ANR = actif réévalué − dettes réévaluées. En partant du bilan : capitaux propres comptables + plus-values latentes − moins-values latentes − fiscalité latente sur ces plus-values.

Quelle différence entre actif net comptable et actif net réévalué ?

L'actif net comptable est la simple différence entre l'actif et le passif exigible du bilan, aux valeurs historiques. L'actif net réévalué reprend ce calcul en substituant les valeurs de marché aux valeurs comptables, poste par poste, et en déduisant l'impôt latent. L'écart entre les deux mesure ce que la comptabilité ne dit pas.

L'ANR s'applique-t-il aux sociétés immobilières ?

C'est son terrain naturel.

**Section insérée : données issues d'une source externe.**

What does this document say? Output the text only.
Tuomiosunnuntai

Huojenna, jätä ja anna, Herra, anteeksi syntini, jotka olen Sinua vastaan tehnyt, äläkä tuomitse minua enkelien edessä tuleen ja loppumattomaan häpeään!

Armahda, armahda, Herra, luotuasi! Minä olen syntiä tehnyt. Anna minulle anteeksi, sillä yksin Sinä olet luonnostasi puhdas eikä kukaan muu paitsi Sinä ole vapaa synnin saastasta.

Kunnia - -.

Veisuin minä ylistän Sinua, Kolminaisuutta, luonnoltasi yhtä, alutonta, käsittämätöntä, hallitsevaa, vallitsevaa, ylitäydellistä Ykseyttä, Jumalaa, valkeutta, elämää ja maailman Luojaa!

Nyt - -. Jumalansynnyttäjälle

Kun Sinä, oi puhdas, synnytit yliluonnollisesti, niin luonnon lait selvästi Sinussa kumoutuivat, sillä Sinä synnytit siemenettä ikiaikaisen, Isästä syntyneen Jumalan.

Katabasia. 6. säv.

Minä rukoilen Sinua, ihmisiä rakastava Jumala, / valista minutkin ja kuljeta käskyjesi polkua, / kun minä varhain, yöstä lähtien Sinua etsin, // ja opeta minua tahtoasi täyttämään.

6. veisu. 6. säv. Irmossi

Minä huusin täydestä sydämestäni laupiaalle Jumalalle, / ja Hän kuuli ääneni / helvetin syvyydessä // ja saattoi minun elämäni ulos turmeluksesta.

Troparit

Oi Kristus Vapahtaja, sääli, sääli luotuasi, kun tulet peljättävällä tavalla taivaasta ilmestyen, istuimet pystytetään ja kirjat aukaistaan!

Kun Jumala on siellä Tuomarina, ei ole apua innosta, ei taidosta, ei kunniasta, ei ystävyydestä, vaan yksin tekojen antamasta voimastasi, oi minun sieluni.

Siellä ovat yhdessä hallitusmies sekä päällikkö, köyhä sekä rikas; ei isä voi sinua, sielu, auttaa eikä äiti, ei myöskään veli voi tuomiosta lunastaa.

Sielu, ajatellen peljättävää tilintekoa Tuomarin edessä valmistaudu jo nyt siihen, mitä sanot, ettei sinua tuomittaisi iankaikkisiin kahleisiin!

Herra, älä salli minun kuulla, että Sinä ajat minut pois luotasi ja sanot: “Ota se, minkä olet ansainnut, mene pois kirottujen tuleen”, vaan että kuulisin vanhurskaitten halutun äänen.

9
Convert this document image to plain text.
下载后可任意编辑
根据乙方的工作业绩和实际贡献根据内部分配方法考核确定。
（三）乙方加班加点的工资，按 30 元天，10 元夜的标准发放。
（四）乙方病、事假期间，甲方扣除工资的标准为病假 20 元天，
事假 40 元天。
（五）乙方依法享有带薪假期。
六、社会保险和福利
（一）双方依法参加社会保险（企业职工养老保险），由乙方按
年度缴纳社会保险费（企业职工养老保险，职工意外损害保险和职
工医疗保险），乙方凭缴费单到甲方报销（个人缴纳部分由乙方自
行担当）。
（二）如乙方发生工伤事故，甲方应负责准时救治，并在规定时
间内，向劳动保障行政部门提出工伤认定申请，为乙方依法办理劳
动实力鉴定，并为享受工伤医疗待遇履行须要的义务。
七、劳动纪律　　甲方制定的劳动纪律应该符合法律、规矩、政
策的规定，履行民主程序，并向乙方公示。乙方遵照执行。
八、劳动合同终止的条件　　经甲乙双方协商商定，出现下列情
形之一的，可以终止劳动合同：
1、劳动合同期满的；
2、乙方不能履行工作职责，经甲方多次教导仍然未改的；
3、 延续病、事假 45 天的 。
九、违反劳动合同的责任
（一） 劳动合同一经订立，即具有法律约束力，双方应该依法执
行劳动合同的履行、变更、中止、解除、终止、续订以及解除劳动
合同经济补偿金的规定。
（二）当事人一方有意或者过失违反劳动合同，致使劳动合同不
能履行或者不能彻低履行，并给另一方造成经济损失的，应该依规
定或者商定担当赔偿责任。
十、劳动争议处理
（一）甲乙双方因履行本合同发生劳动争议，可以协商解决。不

Pour une foncière, l'ANR est l'indicateur de référence : la valeur découle directement du patrimoine détenu, expertisé périodiquement, et la rentabilité n'est que la conséquence de ce patrimoine.

Faut-il déduire toute la fiscalité latente ?

Cela se négocie. Un acquéreur qui compte céder l'actif rapidement retiendra l'impôt en totalité ; un acquéreur qui conservera le bien acceptera souvent une décote, l'impôt étant reporté à un horizon lointain. C'est un point de discussion réel, pas une règle de calcul.

Un goodwill inscrit au bilan doit-il être conservé dans l'ANR ?

En principe non. Un écart d'acquisition traduit un prix payé lors d'une opération antérieure, pas un actif cessible. Le maintenir revient à faire payer deux fois la même chose à l'acquéreur.